Sunday, 5 July 2009

The Christian Commando Campaign, London 1947



"The Campaign lasted 12 days.

It was prepared for by intensive prayer, efficient organisation, and wide publicity.

The hoardings in London proclaimed for months beforehand that the 'Christian Commandos are coming', and the buses threaded their way through the traffic with the same announcement flashing on their sides.

The attack began on Monday, April 14th, with a mass meeting of 7000 people in the Royal Albert Hall. The Commandos (a war-time term for evangelists, which some people approved and others found offensive) numbered roughly 3000, though only a third of them were veterans of previous provincial campaigns. They included men and women, ministers and laymen, youth and age, scholars, professional men, Members of Parliament, students, and people who worked for their bread with their hands.

It was certainly evangelism as we are employing the word here, i.e., a resolute effort to reach the people outside the Churches with the offer of Christ. Even their critics admitted that the Commandos succeeded there. They penetrated almost everywhere ... and by invitation. It was part of the preparation for the Campaign to solicit invitations from employees and employers alike.

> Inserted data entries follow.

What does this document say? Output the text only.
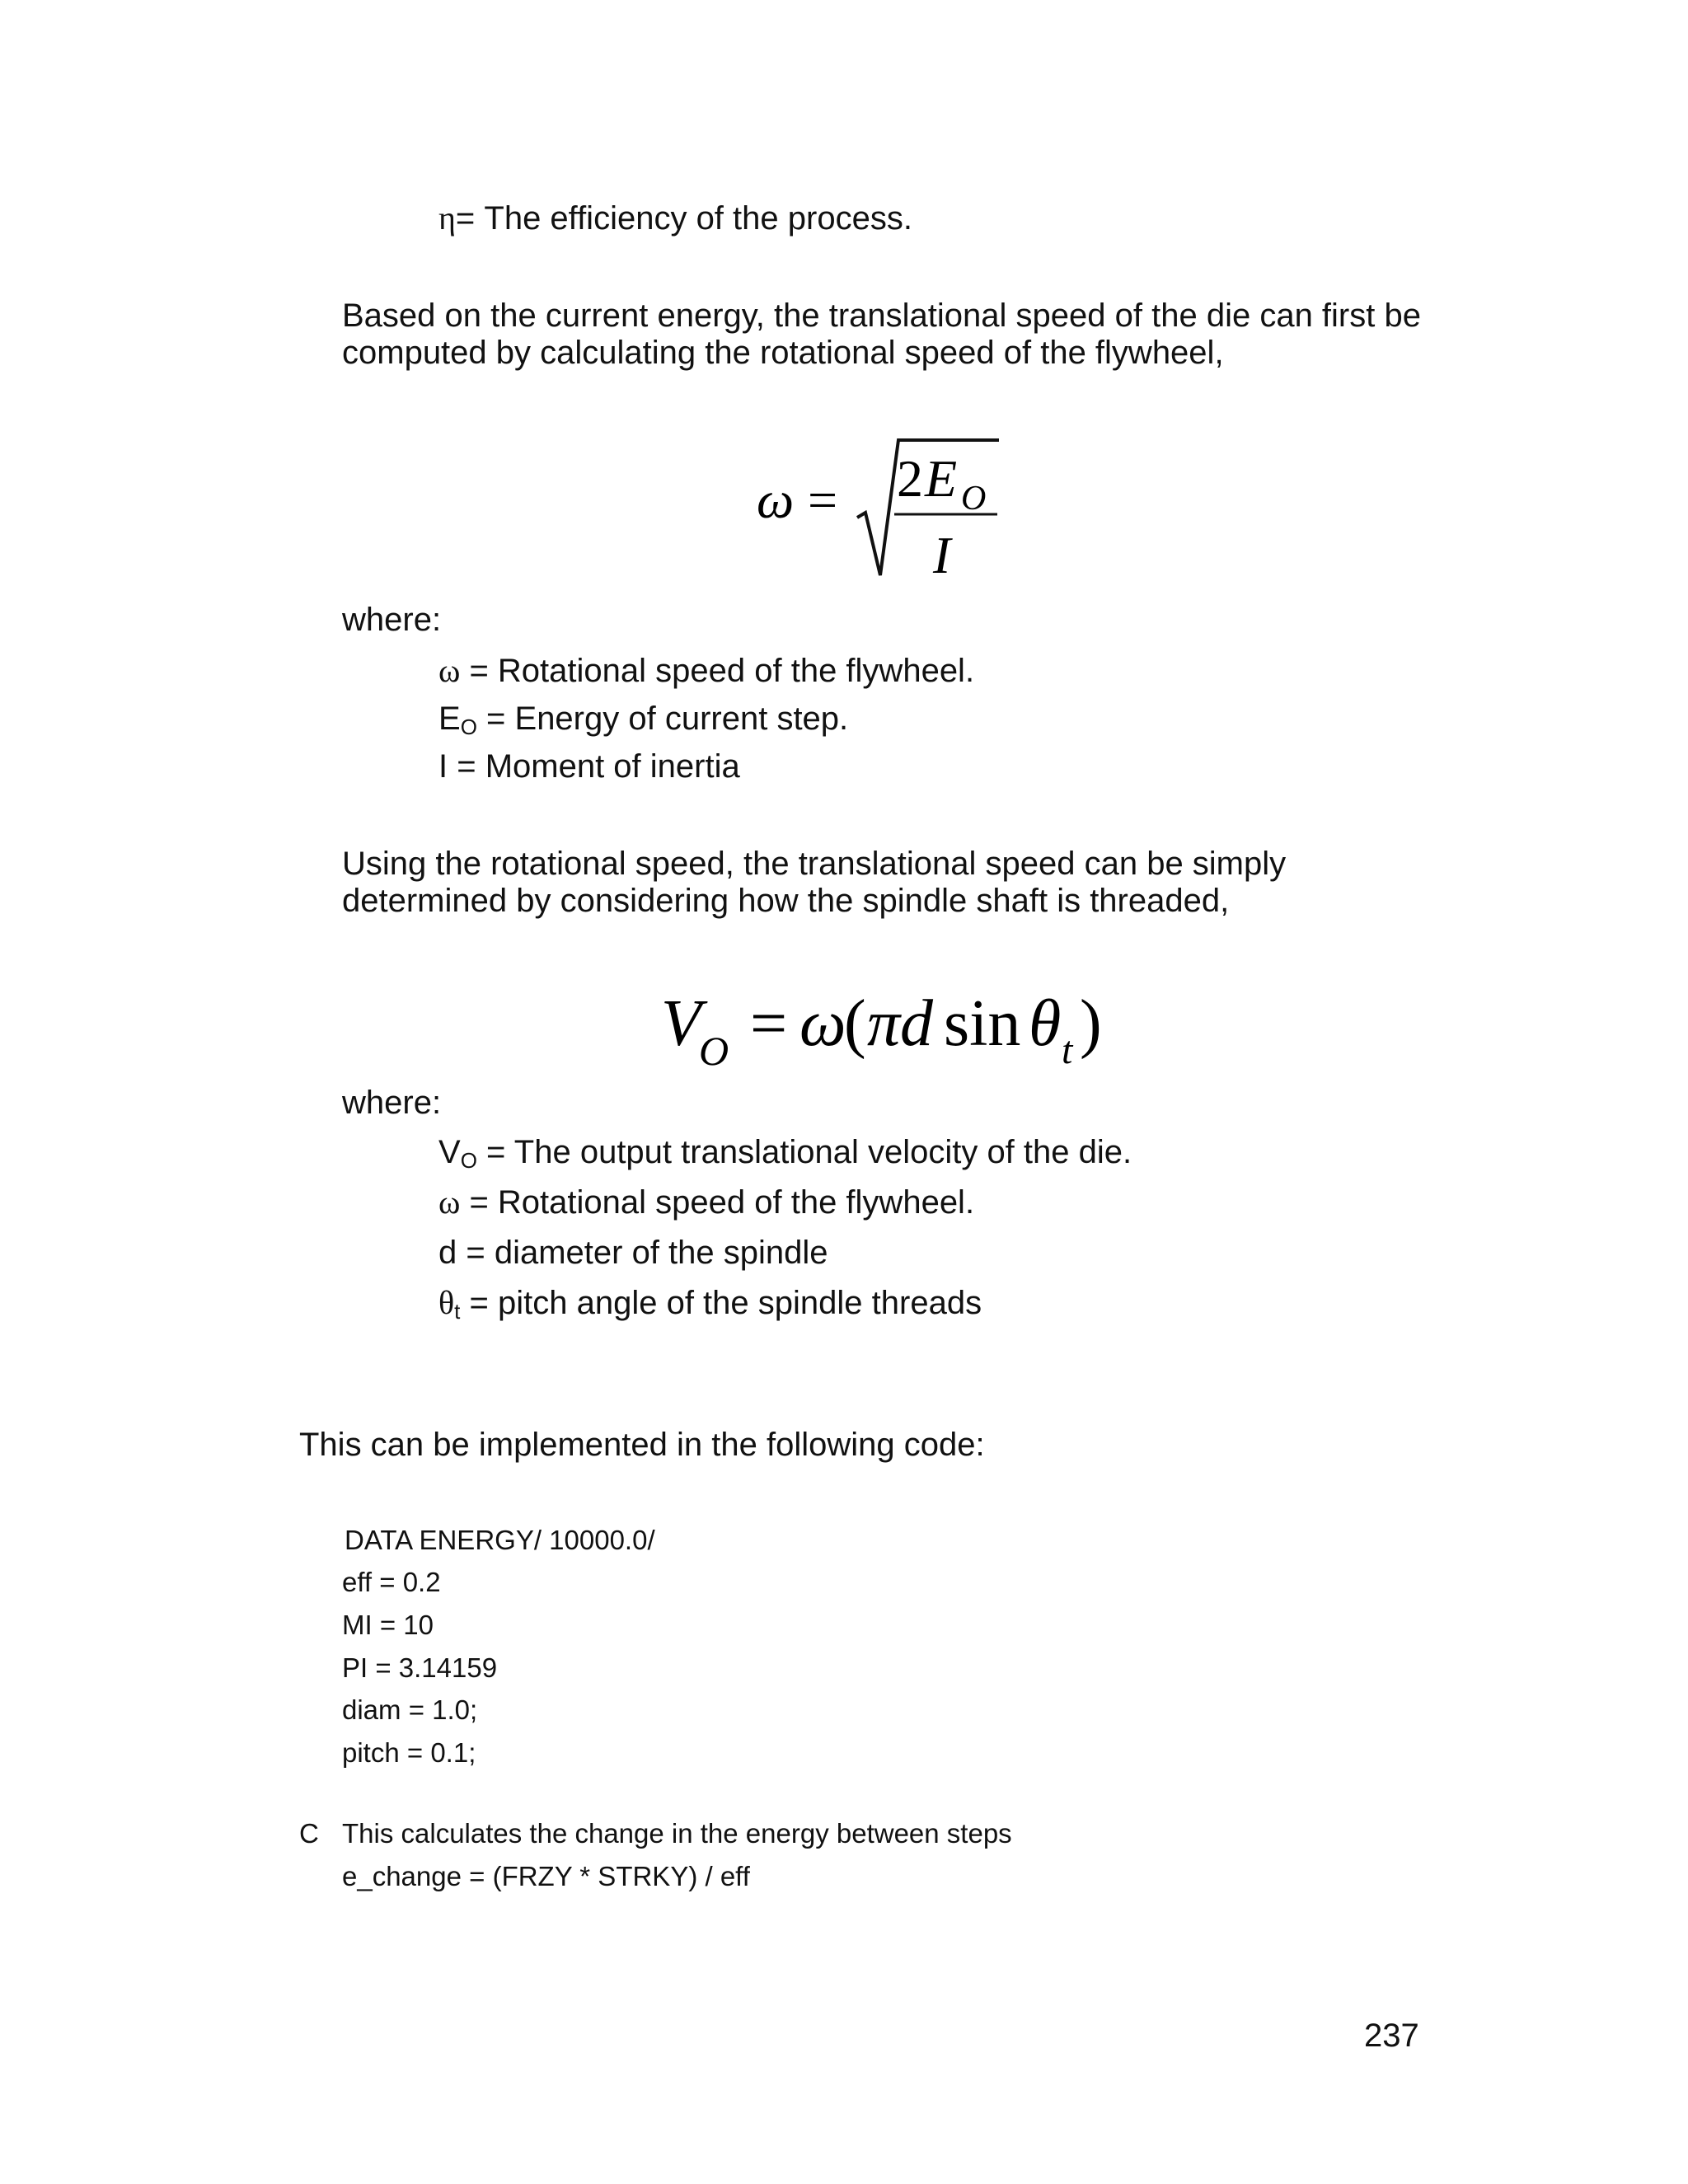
η= The efficiency of the process.
Based on the current energy, the translational speed of the die can first be
computed by calculating the rotational speed of the flywheel,
ω = 2 E O
I
where:
ω = Rotational speed of the flywheel.
$E_O$ = Energy of current step.
I = Moment of inertia
Using the rotational speed, the translational speed can be simply
determined by considering how the spindle shaft is threaded,
V
O = ω
( π d sin θ t )
where:
$V_O$ = The output translational velocity of the die.
ω = Rotational speed of the flywheel.
d = diameter of the spindle
$\theta_t$ = pitch angle of the spindle threads
This can be implemented in the following code:
DATA ENERGY/ 10000.0/
eff = 0.2
MI = 10
PI = 3.14159
diam = 1.0;
pitch = 0.1;
C This calculates the change in the energy between steps
e_change = (FRZY * STRKY) / eff
237
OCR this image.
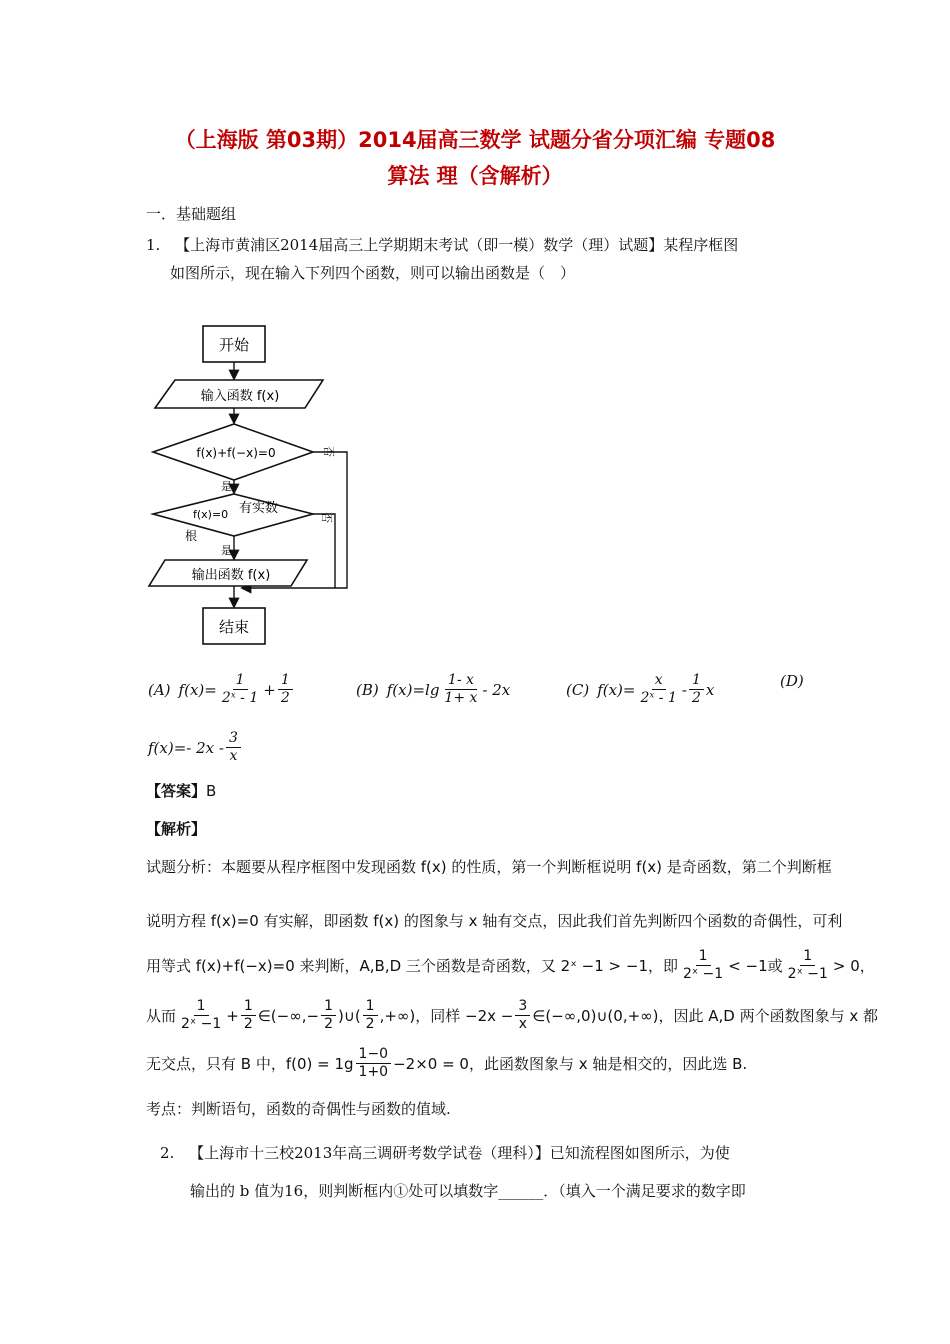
（上海版 第03期）2014届高三数学 试题分省分项汇编 专题08
算法 理（含解析）
一．基础题组
1. 【上海市黄浦区2014届高三上学期期末考试（即一模）数学（理）试题】某程序框图
如图所示，现在输入下列四个函数，则可以输出函数是（　）
开始
输入函数 f(x)
f(x)+f(−x)=0	否
是
f(x)=0 有实数
根
否
是
输出函数 f(x)
结束
(A) $f(x)= \frac{1}{\text{2ˣ - 1}} + \frac{1}{2}$	(B) $f(x)=\lg \frac{1- x}{1+ x} - 2x$	(C) $f(x)= \frac{x}{\text{2ˣ - 1}} - \frac{1}{2}$ x	(D)
f(x)=- $2x - \frac{3}{x}$
【答案】B
【解析】
试题分析：本题要从程序框图中发现函数 f(x) 的性质，第一个判断框说明 f(x) 是奇函数，第二个判断框
说明方程 f(x)=0 有实解，即函数 f(x) 的图象与 x 轴有交点，因此我们首先判断四个函数的奇偶性，可利
用等式 f(x)+f(−x)=0 来判断，A,B,D 三个函数是奇函数，又 2ˣ −1 > −1，即 $\frac{1}{\text{2ˣ −1}} < -1$或 $\frac{1}{\text{2ˣ −1}} > 0$，
从而 $\frac{1}{\text{2ˣ −1}} + \frac{1}{2}$ ∈(−∞,− $\frac{1}{2}$ )∪( $\frac{1}{2}$ ,+∞)，同样 $-2x - \frac{3}{x}$ ∈(−∞,0)∪(0,+∞)，因此 A,D 两个函数图象与 x 都
无交点，只有 B 中，$f(0) = 1g \frac{1-0}{1+0} -2\times 0 = 0$，此函数图象与 x 轴是相交的，因此选 B.
考点：判断语句，函数的奇偶性与函数的值域.
2. 【上海市十三校2013年高三调研考数学试卷（理科）】已知流程图如图所示，为使
输出的 b 值为16，则判断框内①处可以填数字______．（填入一个满足要求的数字即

Factories, warehouses, offices, and stores; youth clubs and night clubs, the pubs, and the docks; schools, colleges, homes, and hostels; hospitals, canteens, transport centres, and sports' grounds; theatres, cinemas, boxing-rings, and dance-halls; wherever men and women congregated together, the Commandos gained an entrance and offered the people Christ. Behind all this ceaseless activity indoors, there were constant meetings in the open-air. Day and night the attack went on. Men working on night-shift met the Commandos as often as the men working on days.

Perhaps nothing terrestrial can truly stir a city of 8 million souls, but this Campaign came nigh to doing it. Hundreds of thousands of people to whom it had previously been comparatively strange heard the Christian Gospel during those 12 days. For the most part, the Christian case was put clearly, convincingly, persuasively. St. Paul's Cathedral was the scene of the final rally, but not even its vast length could accommodate (for standing room alone) the multitude who wanted to come. When the Cathedral was full, the people cascaded down the great steps outside.

Results?

Where, outside of heaven, can results of this work be tabulated? Many, many hundeds professed conversion and were shepherded into the churches. Not all of them stayed.

Of those who stayed, the majority were found to have some early religious training, and not a few could be classified as 'lapsed members'. No great access to the numerical strength of the Church was reported anywhere. The more enduring gains appeared in other ways.

It seems unquestionable that the community as a whole was impressed by the effort. For the most part, the feeling towards the Church was kind, and the attention paid to the message was close. Men learnt that there is a far better intellectual case for Christianity than many critics are aware. If the area the Commandos had invaded was not subjugated, it was, at least, 'softened up'.

But the gains appeared in the Church as well. Many a moribund ministry was revived by this effort. Ministers of religion, content for years with the dull discharge of duty, returned to their local work with new vision, new zeal, new daring, new freshness. The fruit of these revived ministries will continue to appear for a generation to come."

[ From: 'Let Me Commend' by W. E. Sangster; pp.69-71 ].